Nigeria’s Dangote Refinery Reshapes Africa’s Downstream Map

In just a few months, Nigeria’s Dangote Refinery has gone from a mega-project on the horizon to a force actively redrawing the energy dynamics of Africa -  and increasingly, the global market.

With a nameplate capacity of 650,000 barrels per day (bpd), the refinery is now running at approximately 85% utilization, following the successful commissioning of its alkylation unit in April. This has allowed it to hit full operating stride and begin impacting both domestic supply and international trade.

Displacing Imports, Exporting Strength

The first half of 2025 has been transformative. Domestic gasoline imports into Nigeria, once averaging around 200,000 bpd, have plummeted to near 60,000 bpd. Today, Dangote meets over 60% of Nigeria’s gasoline needs, sharply cutting foreign exchange exposure and redefining the country’s fuel security landscape.

But the disruption is not limited to local supply chains. In June, the refinery shipped its first gasoline cargo to Asia -  a 90,000-metric-ton parcel moved through global trading house Mercuria. This marks a significant inflection point, signalling West Africa's ability to not only satisfy domestic demand, but also carve out presence in distant, competitive markets.

Petrochemical Expansion & Industrial Ambition

In parallel with its refining operations, the facility’s $2 billion petrochemical plant has also entered full swing. Now producing 830,000 metric tons of polypropylene annually, it positions Dangote as Africa’s largest supplier of the commodity -  until recently a staple import for many African and emerging economies. With a global off-take agreement secured with Vinmar, this segment is primed to generate industrial ripple effects far beyond Nigeria.

A New Downstream Order

Regional supply chains are already being realigned. Nearly 100,000 bpd of gasoil exports from the refinery have reached West African markets in recent months, nudging out traditional suppliers from Europe. This is not simply a substitution -  it is the reshaping of decades-old trade corridors.

Additionally, the refinery’s strategic procurement of feedstock has made headlines. With domestic supply still facing bottlenecks, Dangote continues to import U.S. WTI crude, with 5 million barrels scheduled for July alone. This underscores not only its production resilience, but its strategic awareness of global supply arbitrage.
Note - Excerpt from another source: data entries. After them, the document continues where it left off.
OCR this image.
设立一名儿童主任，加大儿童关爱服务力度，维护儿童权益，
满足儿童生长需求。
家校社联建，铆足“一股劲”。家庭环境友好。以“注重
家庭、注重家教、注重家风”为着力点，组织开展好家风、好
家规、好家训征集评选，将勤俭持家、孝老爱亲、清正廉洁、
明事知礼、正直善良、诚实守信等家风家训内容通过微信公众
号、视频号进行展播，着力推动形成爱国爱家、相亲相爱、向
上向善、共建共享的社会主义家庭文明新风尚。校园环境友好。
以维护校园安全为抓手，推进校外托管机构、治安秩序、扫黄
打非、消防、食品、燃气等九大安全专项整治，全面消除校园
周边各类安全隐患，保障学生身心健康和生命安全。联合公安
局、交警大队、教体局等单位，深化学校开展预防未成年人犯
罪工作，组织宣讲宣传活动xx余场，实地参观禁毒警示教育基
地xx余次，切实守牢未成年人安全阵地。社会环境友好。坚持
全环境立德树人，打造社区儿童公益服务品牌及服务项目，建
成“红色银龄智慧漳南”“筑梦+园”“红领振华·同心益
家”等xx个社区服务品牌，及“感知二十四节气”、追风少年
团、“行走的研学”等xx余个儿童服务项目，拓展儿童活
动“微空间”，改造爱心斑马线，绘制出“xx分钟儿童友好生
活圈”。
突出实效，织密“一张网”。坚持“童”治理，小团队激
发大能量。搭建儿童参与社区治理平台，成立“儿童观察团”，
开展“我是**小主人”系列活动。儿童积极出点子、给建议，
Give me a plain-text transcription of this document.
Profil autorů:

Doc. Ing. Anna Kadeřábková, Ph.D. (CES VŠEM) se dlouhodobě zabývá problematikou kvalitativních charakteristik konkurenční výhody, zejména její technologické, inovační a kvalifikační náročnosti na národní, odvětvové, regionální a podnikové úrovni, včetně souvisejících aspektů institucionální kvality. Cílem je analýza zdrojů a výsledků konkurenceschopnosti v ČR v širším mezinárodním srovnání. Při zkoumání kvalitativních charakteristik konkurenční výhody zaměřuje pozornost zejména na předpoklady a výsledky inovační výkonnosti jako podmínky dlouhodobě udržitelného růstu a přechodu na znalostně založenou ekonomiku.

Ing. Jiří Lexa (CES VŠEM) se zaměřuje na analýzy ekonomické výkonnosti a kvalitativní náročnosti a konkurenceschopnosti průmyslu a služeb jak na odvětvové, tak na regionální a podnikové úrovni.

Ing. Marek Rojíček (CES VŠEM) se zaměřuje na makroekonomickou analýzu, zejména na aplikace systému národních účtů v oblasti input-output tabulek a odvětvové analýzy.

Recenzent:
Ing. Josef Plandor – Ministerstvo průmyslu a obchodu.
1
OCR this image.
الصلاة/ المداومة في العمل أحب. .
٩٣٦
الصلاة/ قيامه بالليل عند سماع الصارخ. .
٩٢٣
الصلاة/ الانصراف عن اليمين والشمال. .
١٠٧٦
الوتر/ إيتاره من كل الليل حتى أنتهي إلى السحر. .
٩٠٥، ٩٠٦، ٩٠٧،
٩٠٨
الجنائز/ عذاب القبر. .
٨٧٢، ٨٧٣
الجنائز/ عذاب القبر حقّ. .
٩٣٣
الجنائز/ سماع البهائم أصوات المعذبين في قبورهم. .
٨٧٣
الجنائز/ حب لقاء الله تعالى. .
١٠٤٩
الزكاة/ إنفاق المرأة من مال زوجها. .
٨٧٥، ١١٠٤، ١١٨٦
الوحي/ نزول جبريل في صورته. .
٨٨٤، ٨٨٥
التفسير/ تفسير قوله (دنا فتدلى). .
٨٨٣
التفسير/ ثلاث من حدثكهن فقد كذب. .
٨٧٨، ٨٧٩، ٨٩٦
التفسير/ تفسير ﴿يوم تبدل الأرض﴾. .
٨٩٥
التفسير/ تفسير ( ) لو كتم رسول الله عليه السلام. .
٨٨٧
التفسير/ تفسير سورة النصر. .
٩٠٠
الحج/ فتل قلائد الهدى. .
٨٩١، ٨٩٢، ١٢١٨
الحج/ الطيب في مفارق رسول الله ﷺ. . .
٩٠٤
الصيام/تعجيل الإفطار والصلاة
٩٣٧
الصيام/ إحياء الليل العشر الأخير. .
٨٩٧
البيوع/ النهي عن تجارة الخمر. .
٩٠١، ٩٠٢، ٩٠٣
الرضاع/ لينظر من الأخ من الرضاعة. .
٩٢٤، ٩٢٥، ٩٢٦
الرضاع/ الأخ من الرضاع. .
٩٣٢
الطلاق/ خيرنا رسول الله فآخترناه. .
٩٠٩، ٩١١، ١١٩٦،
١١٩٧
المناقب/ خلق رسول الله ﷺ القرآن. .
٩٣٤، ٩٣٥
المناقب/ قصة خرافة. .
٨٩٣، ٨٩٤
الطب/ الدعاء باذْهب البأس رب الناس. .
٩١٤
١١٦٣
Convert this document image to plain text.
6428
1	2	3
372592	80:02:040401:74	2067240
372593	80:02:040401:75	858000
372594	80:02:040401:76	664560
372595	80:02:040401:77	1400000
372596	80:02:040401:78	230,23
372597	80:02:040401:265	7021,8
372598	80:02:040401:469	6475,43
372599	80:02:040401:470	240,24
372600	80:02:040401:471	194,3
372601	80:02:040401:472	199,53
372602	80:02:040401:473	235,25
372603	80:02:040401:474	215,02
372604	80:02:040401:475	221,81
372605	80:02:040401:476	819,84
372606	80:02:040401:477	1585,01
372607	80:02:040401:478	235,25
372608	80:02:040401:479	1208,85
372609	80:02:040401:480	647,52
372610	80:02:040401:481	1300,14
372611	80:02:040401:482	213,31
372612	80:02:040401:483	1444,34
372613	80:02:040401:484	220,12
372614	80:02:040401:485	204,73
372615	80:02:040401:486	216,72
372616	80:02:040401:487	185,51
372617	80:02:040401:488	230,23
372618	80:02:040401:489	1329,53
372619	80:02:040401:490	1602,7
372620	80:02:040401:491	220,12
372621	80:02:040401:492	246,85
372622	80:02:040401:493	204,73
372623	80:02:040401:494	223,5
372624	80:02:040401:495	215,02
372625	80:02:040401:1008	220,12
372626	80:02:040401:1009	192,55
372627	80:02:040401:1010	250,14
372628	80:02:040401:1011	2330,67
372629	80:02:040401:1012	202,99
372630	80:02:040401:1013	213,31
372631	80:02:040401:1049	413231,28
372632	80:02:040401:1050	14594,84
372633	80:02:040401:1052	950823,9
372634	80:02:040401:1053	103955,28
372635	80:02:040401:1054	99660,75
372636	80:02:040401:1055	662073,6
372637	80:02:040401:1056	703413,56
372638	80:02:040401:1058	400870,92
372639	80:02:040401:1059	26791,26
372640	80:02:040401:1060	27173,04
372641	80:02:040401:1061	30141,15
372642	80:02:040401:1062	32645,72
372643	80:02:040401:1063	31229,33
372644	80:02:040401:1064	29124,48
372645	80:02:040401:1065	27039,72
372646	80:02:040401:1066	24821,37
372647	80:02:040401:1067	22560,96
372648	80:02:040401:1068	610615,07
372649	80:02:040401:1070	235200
Implications and Strategic Signals

For Nigeria, the payoff is multi-pronged. There’s the immediate fiscal advantage of reduced fuel imports, and the medium-term industrial dividend of higher value-added production through petrochemicals. More broadly, it signals a shift in posture -  from a net importer to a regional power capable of competing globally.

For the region, Dangote’s emergence challenges long-standing supplier dynamics, and raises fresh questions for countries like Ghana and Côte d’Ivoire, who still import the majority of their refined products. With Ghana’s TOR set to resume refining later this year, the race for self-sufficiency -  and competitive export footing -  is officially on.